Sissoco considera que a Constituição é pouco clara sobre estas questões. E este é um momento de exceção no país, justificou o Presidente da República: "O 1 de dezembro foi o fim da macacada. O legislador não pode prever tudo e não fala de [tentativa de] golpe. Porque se se consumasse o golpe de Estado, iríamos suspender a Constituição e ficava um comité militar."
O que diz a Constituição
Mas o constitucionalista Jorge Bacelar Gouveia classifica a decisão do Presidente guineense como "inválida e sem força jurídica".
"É uma decisão inconstitucional, porque viola o artigo 94.º da Constituição, que diz que o Parlamento não pode ser dissolvido no período de um ano após a sua eleição. A atual legislatura começou com a eleição, que foi em junho. Ainda não se completou um ano. Portanto, a Constituição proíbe o Presidente da República de dissolver o Parlamento", disse Bacelar Gouveia em declarações à agência Lusa.
O presidente da Assembleia Nacional Popular também cita o artigo da Constituição referido pelo constitucionalista Bacelar Gouveia. E diz que a dissolução do Parlamento abre a porta a protestos no país.
Devido ao que está no artigo 94.º, "o ato é nulo e inexistente", afirma Domingos Simões Pereira.
"O Presidente da República não vai conseguir livrar-se desta Assembleia Nacional Popular se não for por via de mais um crime contra a soberania deste país. Esta decisão é uma convocação automática ao povo para sair às ruas em defesa da democracia."
MADEM-G15 está satisfeito
Em nome da bancada parlamentar do Movimento para a Alternância Democrática (MADEM-G15), líder da oposição, o general na reserva Sandji Fati veio a público colocar-se do lado do Presidente da República.
Ao mesmo tempo, Fati, que é também conselheiro de Sissoco, criticou as declarações do líder do Parlamento que, segundo o político, "revelam uma pessoa preocupada".
"O apelo à população para a insurreição não vai pegar na Guiné-Bissau. Que cada um fique em sua casa para continuarmos a caminhada que estamos a fazer. As pessoas estão a pedir reconciliação, mas afinal queriam fazer um golpe de Estado", afirmou.
Presidente da República autoproclama-se ministro
Sissoco Embaló anunciou, entretanto, que o Governo de Geraldo Martins ficará em gestão.
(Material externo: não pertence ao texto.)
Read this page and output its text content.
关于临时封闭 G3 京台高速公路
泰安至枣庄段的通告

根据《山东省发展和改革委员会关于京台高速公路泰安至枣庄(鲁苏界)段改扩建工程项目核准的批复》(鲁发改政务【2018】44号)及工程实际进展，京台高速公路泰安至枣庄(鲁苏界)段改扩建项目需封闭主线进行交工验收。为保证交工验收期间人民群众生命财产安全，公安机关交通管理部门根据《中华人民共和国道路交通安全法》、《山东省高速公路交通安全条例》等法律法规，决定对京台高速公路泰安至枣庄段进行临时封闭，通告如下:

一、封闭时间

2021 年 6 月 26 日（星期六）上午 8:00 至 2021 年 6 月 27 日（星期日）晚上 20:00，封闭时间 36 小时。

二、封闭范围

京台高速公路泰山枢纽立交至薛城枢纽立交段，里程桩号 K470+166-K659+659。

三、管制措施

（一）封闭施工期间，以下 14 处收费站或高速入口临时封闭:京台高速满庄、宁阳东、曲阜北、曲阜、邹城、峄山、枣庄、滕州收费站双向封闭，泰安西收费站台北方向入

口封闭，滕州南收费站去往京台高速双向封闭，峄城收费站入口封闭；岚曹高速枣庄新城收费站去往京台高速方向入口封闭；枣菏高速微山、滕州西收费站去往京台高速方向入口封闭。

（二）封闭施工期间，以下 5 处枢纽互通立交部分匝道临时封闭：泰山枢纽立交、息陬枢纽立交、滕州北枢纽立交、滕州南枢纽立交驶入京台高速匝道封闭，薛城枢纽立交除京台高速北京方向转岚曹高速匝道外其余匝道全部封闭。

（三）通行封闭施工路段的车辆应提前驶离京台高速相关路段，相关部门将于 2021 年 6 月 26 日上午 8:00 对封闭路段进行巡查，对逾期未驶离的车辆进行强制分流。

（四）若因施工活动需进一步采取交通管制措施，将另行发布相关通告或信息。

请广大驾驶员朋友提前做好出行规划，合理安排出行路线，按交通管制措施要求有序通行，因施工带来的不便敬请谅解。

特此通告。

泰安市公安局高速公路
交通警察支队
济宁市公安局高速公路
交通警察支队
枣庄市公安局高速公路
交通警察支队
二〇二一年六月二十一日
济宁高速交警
E anunciou esta tarde que "decidiu assumir todas as estruturas de Defesa e Segurança".
"A partir deste momento, sou eu o ministro do Interior e da Defesa, até às novas eleições", acrescentou o chefe de Estado.
Nas últimas horas, as instalações dos órgãos de comunicação social foram ocupadas por militares fortemente armados. As rádios só passam música.
O Presidente da República ainda não apresentou provas da alegada tentativa de golpe de Estado. Também não explicou o que é que o tiroteio da semana passada, entre forças de segurança, supostamente para resgatar dois membros do Governo, tem a ver com o Parlamento guineense.
O presidente da Assembleia Nacional Popular, Domingos Simões Pereira, diz que está na hora de o Presidente apresentar provas das suas alegações.
"O Presidente disse que sabe a verdade e tem as provas. Sendo assim, que as apresente publicamente imediatamente ou que deixe as instituições fazerem o seu trabalho e revelarem a verdade dos factos", apelou Simões Pereira. "Não é por via de palavrões, de ameaças e insultos que o Presidente terá razão, nem será por via do silenciamento das instituições.
O constitucionalista Bacelar Gouveia diz que, à luz da lei, o Presidente deve ser investigado por este ato. "Até se pode levantar a questão de os tribunais poderem sindicar e fiscalizar a validade deste ato que, como disse, é inválido", concluiu.